Propos recueillis par Alexandre Lacroix, entretien publié le 12 avril 2022 sur Philosophie Magazine.
“La politique est-elle à l’image du mythe de Sisyphe, un éternel, douloureux et vain recommencement ? C’est ce qu’a suggéré Jean-Luc Mélenchon en ayant recours à cette image, au soir des résultats annonçant son élimination du premier tour. Corinne Morel Darleux, autrice de l’essai à succès Plutôt couler en beauté que flotter sans grâce (Libertalia, 2019) et ancienne conseillère régionale sous l’étiquette du Parti de gauche, puis de La France insoumise (qu’elle a quittée en 2018), livre ici son interprétation du verdict des urnes. Elle s’inspire des stoïciens pour refonder l’action politique et dessine des perspectives pour penser la politique différemment, « en contournant la montagne plutôt qu’en essayant de l’escalader ». Entretien.”
Dans son discours après l’annonce des résultats du premier tour de la présidentielle, Jean-Luc Mélenchon a fait référence au mythe de Sisyphe, et donc, indirectement, à la philosophie d’Albert Camus. Comment l’interprétez-vous ?
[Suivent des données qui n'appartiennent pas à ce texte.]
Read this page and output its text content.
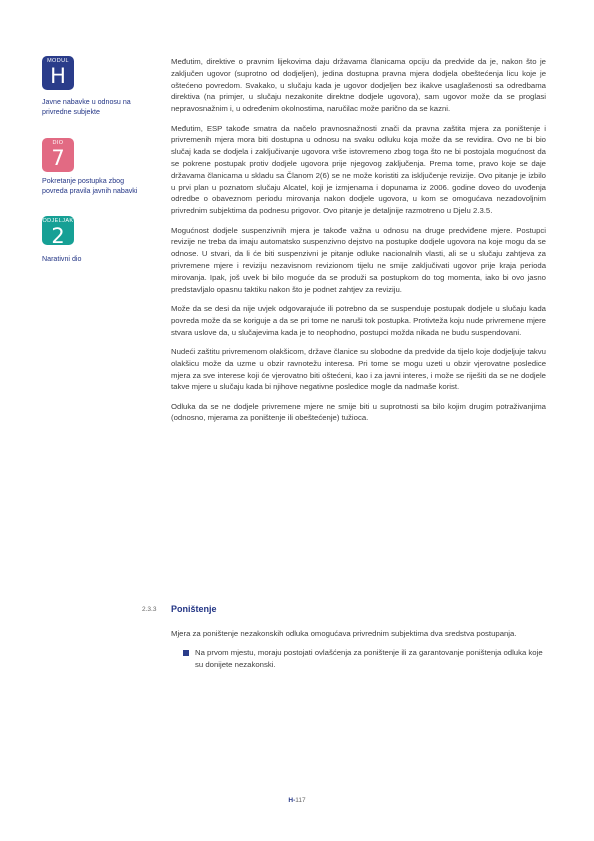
MODUL
H
Javne nabavke u odnosu na privredne subjekte
DIO
7
Pokretanje postupka zbog povreda pravila javnih nabavki
ODJELJAK
2
Narativni dio

Međutim, direktive o pravnim lijekovima daju državama članicama opciju da predvide da je, nakon što je zaključen ugovor (suprotno od dodjeljen), jedina dostupna pravna mjera dodjela obeštećenja licu koje je oštećeno povredom. Svakako, u slučaju kada je ugovor dodjeljen bez ikakve usaglašenosti sa odredbama direktiva (na primjer, u slučaju nezakonite direktne dodjele ugovora), sam ugovor može da se proglasi nepravosnažnim i, u određenim okolnostima, naručilac može parično da se kazni.

Međutim, ESP takođe smatra da načelo pravnosnažnosti znači da pravna zaštita mjera za poništenje i privremenih mjera mora biti dostupna u odnosu na svaku odluku koja može da se revidira. Ovo ne bi bio slučaj kada se dodjela i zaključivanje ugovora vrše istovremeno zbog toga što ne bi postojala mogućnost da se pokrene postupak protiv dodjele ugovora prije njegovog zaključenja. Prema tome, pravo koje se daje državama članicama u skladu sa Članom 2(6) se ne može koristiti za isključenje revizije. Ovo pitanje je izbilo u prvi plan u poznatom slučaju Alcatel, koji je izmjenama i dopunama iz 2006. godine doveo do uvođenja odredbe o obaveznom periodu mirovanja nakon dodjele ugovora, u kom se omogućava nezadovoljnim privrednim subjektima da podnesu prigovor. Ovo pitanje je detaljnije razmotreno u Djelu 2.3.5.

Mogućnost dodjele suspenzivnih mjera je takođe važna u odnosu na druge predviđene mjere. Postupci revizije ne treba da imaju automatsko suspenzivno dejstvo na postupke dodjele ugovora na koje mogu da se odnose. U stvari, da li će biti suspenzivni je pitanje odluke nacionalnih vlasti, ali se u slučaju zahtjeva za privremene mjere i reviziju nezavisnom revizionom tijelu ne smije zaključivati ugovor prije kraja perioda mirovanja. Ipak, još uvek bi bilo moguće da se produži sa postupkom do tog momenta, iako bi ovo jasno predstavljalo opasnu taktiku nakon što je podnet zahtjev za reviziju.

Može da se desi da nije uvjek odgovarajuće ili potrebno da se suspenduje postupak dodjele u slučaju kada povreda može da se koriguje a da se pri tome ne naruši tok postupka. Protivteža koju nude privremene mjere stvara uslove da, u slučajevima kada je to neophodno, postupci možda nikada ne budu suspendovani.

Nudeći zaštitu privremenom olakšicom, države članice su slobodne da predvide da tijelo koje dodjeljuje takvu olakšicu može da uzme u obzir ravnotežu interesa. Pri tome se mogu uzeti u obzir vjerovatne posledice mjera za sve interese koji će vjerovatno biti oštećeni, kao i za javni interes, i može se riješiti da se ne dodjele takve mjere u slučaju kada bi njihove negativne posledice mogle da nadmaše korist.

Odluka da se ne dodjele privremene mjere ne smije biti u suprotnosti sa bilo kojim drugim potraživanjima (odnosno, mjerama za poništenje ili obeštećenje) tužioca.

2.3.3 Poništenje

Mjera za poništenje nezakonskih odluka omogućava privrednim subjektima dva sredstva postupanja.

Na prvom mjestu, moraju postojati ovlašćenja za poništenje ili za garantovanje poništenja odluka koje su donijete nezakonski.
H-117
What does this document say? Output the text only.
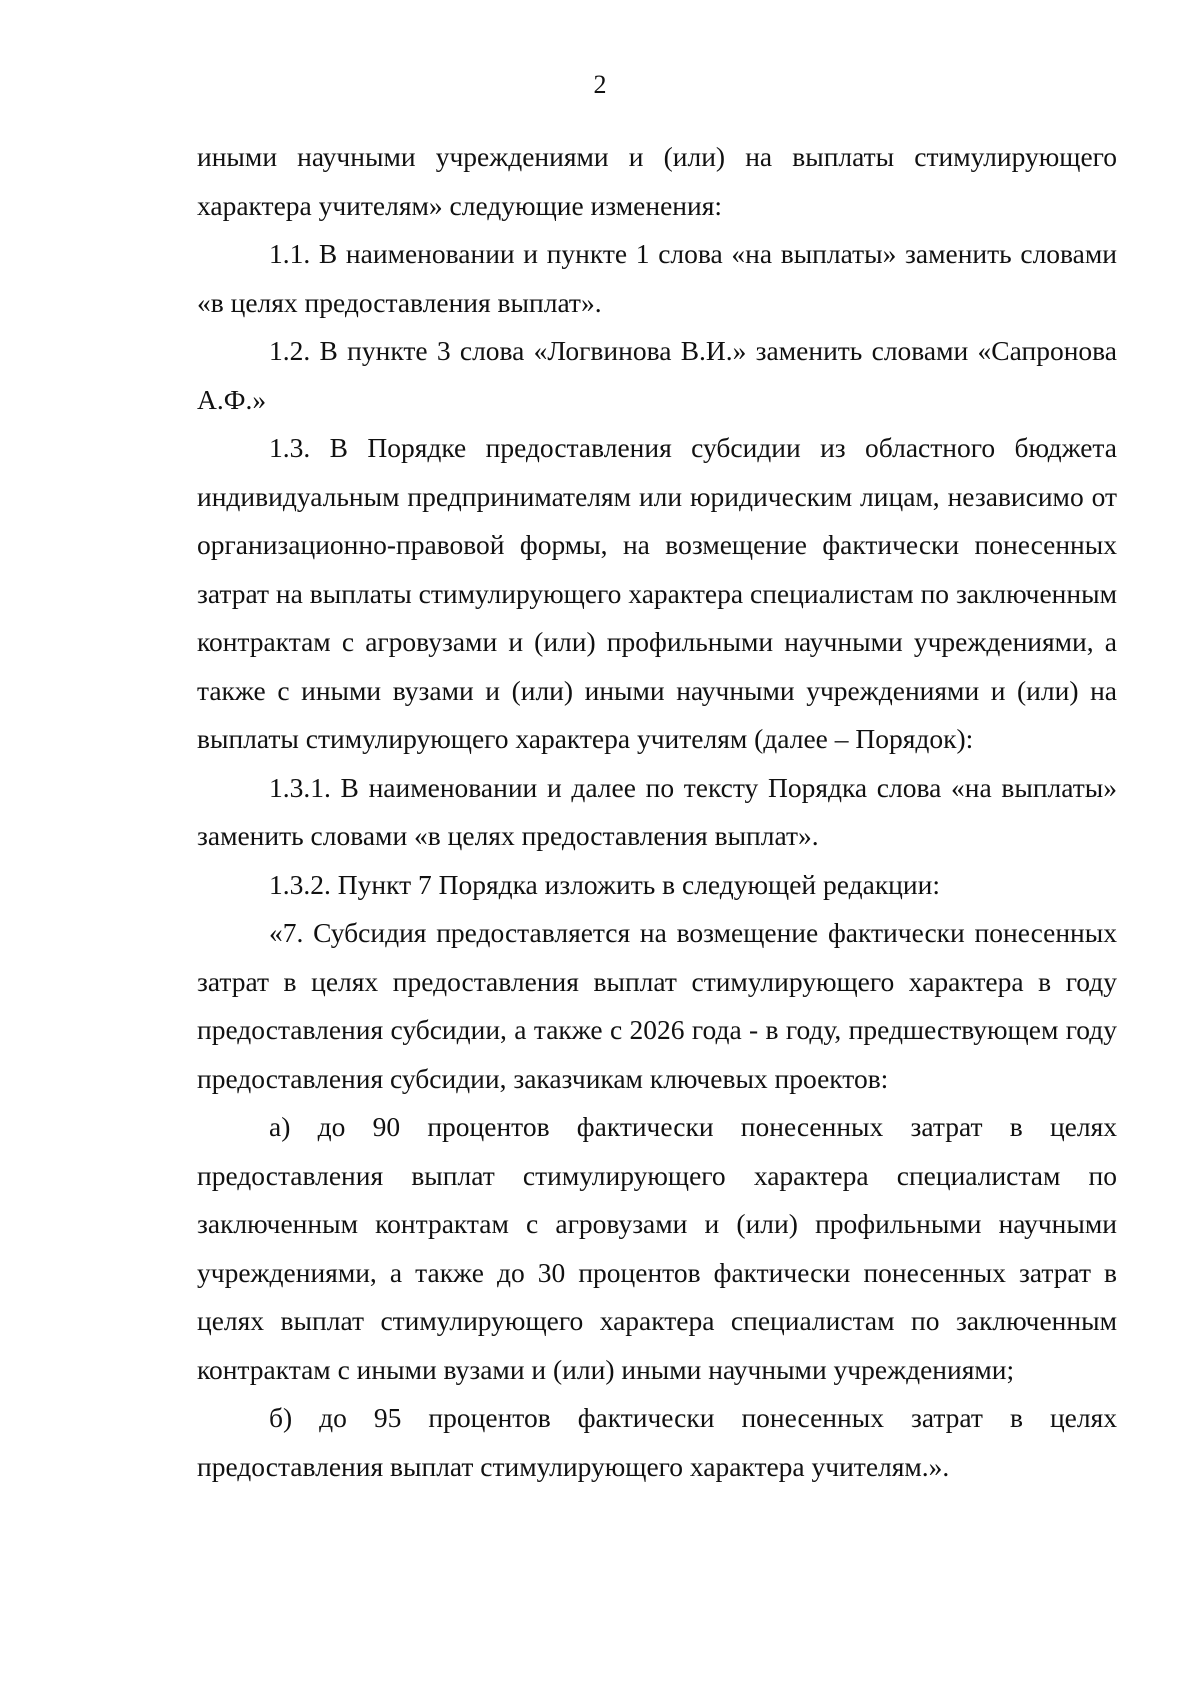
2

иными научными учреждениями и (или) на выплаты стимулирующего характера учителям» следующие изменения:

1.1. В наименовании и пункте 1 слова «на выплаты» заменить словами «в целях предоставления выплат».

1.2. В пункте 3 слова «Логвинова В.И.» заменить словами «Сапронова А.Ф.»

1.3. В Порядке предоставления субсидии из областного бюджета индивидуальным предпринимателям или юридическим лицам, независимо от организационно-правовой формы, на возмещение фактически понесенных затрат на выплаты стимулирующего характера специалистам по заключенным контрактам с агровузами и (или) профильными научными учреждениями, а также с иными вузами и (или) иными научными учреждениями и (или) на выплаты стимулирующего характера учителям (далее – Порядок):

1.3.1. В наименовании и далее по тексту Порядка слова «на выплаты» заменить словами «в целях предоставления выплат».

1.3.2. Пункт 7 Порядка изложить в следующей редакции:

«7. Субсидия предоставляется на возмещение фактически понесенных затрат в целях предоставления выплат стимулирующего характера в году предоставления субсидии, а также с 2026 года - в году, предшествующем году предоставления субсидии, заказчикам ключевых проектов:

а) до 90 процентов фактически понесенных затрат в целях предоставления выплат стимулирующего характера специалистам по заключенным контрактам с агровузами и (или) профильными научными учреждениями, а также до 30 процентов фактически понесенных затрат в целях выплат стимулирующего характера специалистам по заключенным контрактам с иными вузами и (или) иными научными учреждениями;

б) до 95 процентов фактически понесенных затрат в целях предоставления выплат стимулирующего характера учителям.».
Corinne Morel Darleux : C’est un passage du discours de Jean-Luc Mélenchon qui m’a en effet marquée. Sans même qu’il soit besoin d’invoquer Camus, le sens commun attribue à Sisyphe l’image décourageante d’un travail harassant et sans cesse recommencé. Lorsqu’on milite depuis des années, voire des décennies, sur une ligne politique qui, malgré une confirmation de sa pertinence par les événements, demeure minoritaire, on est soi-même menacé par le découragement. Qui a envie de rouler une pierre jusqu’en haut de la montagne, et que celle-ci retombe toujours ? Quand je songe au militantisme, deux personnages mythologiques me viennent à l’esprit : Sisyphe, mais aussi Cassandre, punie par Apollon et condamnée à émettre des prédictions de malheur qui se réalisaient toujours et que, pourtant, personne ne croyait. Sur un thème comme le réchauffement climatique, les écologistes sont, depuis trente ans, dans cette position pénible. Pourtant, Cassandre continue à lancer des alertes, tout comme Sisyphe continue à pousser sa pierre. La fameuse phrase d’Albert Camus, à la fin du Mythe de Sisyphe (1942) – « Il faut imaginer Sisyphe heureux » –, permet néanmoins de dépasser le découragement. Camus nous dit la vanité de la recherche de sens dans un monde foncièrement absurde et inintelligible, mais une fois que vous êtes lucide sur ce point, vous pouvez vous concentrer sur l’accomplissement de la tâche elle-même, « l’engagement passionné et conscient ». Camus écrit aussi que « la lutte elle-même vers les sommets suffit à remplir un cœur ». Dans le cadre du militantisme, c’est peut-être le passage à la maturité : ce moment où l’on accepte que nos actions ne sont pas décisives et que même si elles ne changent pas le monde, ne mettent pas fin à l’injustice sociale, ni ne sauvent la planète, il faut néanmoins continuer à les accomplir.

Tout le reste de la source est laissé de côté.